Sur le terrain, des transports de troupes blindés et des bulldozers se massent près de la barrière à la frontière entre Israël et la bande de Gaza, où sont stationnés des chars depuis 48 heures. Les télévisions israéliennes ont diffusé – avec le feu vert de la censure militaire – des images de camions transportant des chars ainsi que des unités d’infanterie se dirigeant vers l’enclave palestinienne. Enfin, l’armée israélienne a commencé vendredi à mobiliser 16.000 réservistes. “Le processus est en cours, l’armée distribue des convocations pour 16 000 soldats réservistes”, a précisé une porte-parole.

La veille, le ministre de la Défense Ehud Barak avait approuvé le rappel d’un contingent pouvant aller jusqu’à 30.000 réservistes, susceptibles d’être mobilisés à tout moment. Il avait souligné que les tirs sans précédent vers la région de Tel-Aviv constituaient une nouvelle étape dans “l’escalade” et que “l’autre camp palestinien devrait en payer le prix”.

Eliminations ciblées

“Israël a désormais besoin d’un succès pour compenser l’impact de l’attaque contre Tel-Aviv”, analyse Yoav Limor, spécialiste militaire du quotidien pro-gouvernementalIsrael Hayom. Selon l’analyste de défense Amir Rapoport, l’opération terrestre sur laquelle a planché l’état-major devrait être “de courte durée et meurtrière”. “Elle ne durera pas trois semaines comme cela a été le cas” en 2008-2009″, pronostique-t-il.
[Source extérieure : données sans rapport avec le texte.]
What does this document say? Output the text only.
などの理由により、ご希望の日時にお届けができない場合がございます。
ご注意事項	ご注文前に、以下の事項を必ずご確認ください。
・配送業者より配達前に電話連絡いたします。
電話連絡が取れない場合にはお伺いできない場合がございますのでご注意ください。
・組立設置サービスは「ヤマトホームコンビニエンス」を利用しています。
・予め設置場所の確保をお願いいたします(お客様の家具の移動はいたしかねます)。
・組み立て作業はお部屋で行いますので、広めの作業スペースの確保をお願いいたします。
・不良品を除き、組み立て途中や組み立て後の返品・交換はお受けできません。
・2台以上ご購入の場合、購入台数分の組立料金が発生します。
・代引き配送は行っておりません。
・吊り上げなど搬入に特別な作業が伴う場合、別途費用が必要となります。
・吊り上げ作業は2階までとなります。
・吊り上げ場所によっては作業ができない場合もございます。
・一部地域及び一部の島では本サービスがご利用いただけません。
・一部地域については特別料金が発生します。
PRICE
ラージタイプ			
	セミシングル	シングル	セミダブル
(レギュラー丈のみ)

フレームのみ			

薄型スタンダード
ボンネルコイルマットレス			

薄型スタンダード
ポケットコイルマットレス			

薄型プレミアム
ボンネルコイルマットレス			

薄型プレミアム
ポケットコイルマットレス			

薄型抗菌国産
L’armée israélienne avait lancé une offensive dévastatrice en décembre 2008-janvier 2009, l’opération “Plomb durci”, pour tenter de mettre fin aux tirs de roquettes de la bande de Gaza. Les combats avaient fait 1.440 morts palestiniens, dont une majorité de civils, outre 13 Israéliens, dont 10 militaires, ce qui avait exposé Israël à une vague de critiques dans le monde entier. La deuxième “arme de dissuasion” des dirigeants israéliens est la reprise systématique des éliminations “ciblées” de chefs du Hamas.

Le vice-Premier ministre Sylvan Shalom, n’a pas exclu à la radio militaire que ce type d’assassinat puisse viser des dirigeants politiques du mouvement islamiste, y compris le chef du gouvernement du Hamas à Gaza, Ismaïl Haniyeh. “Tous les responsables du Hamas impliqués dans les tirs contre la population israélienne sont susceptibles d’être attaqués dès qu’ils mettront la tête hors de leur cachette”, a-t-il menacé. Le récent cycle de violence a été déclenché par l’assassinat mercredi d’Ahmad Jaabari, le chef de la branche militaire du Hamas, dans un raid aérien israélien.

Interrogé sur une possible sortie de crise, Moshé Yaalon a estimé qu’une accalmie ne pourra intervenir que si “le Hamas s’engage sur un cessez-le-feu à long terme”. “Dans le passé, les Egyptiens ont fait passer des messages lorsque le Hamas voulait un cessez-le-feu. Apparemment, cela devrait être à nouveau le cas cette fois-ci. Mais nous ne sommes pas pressés”, a assuré le ministre.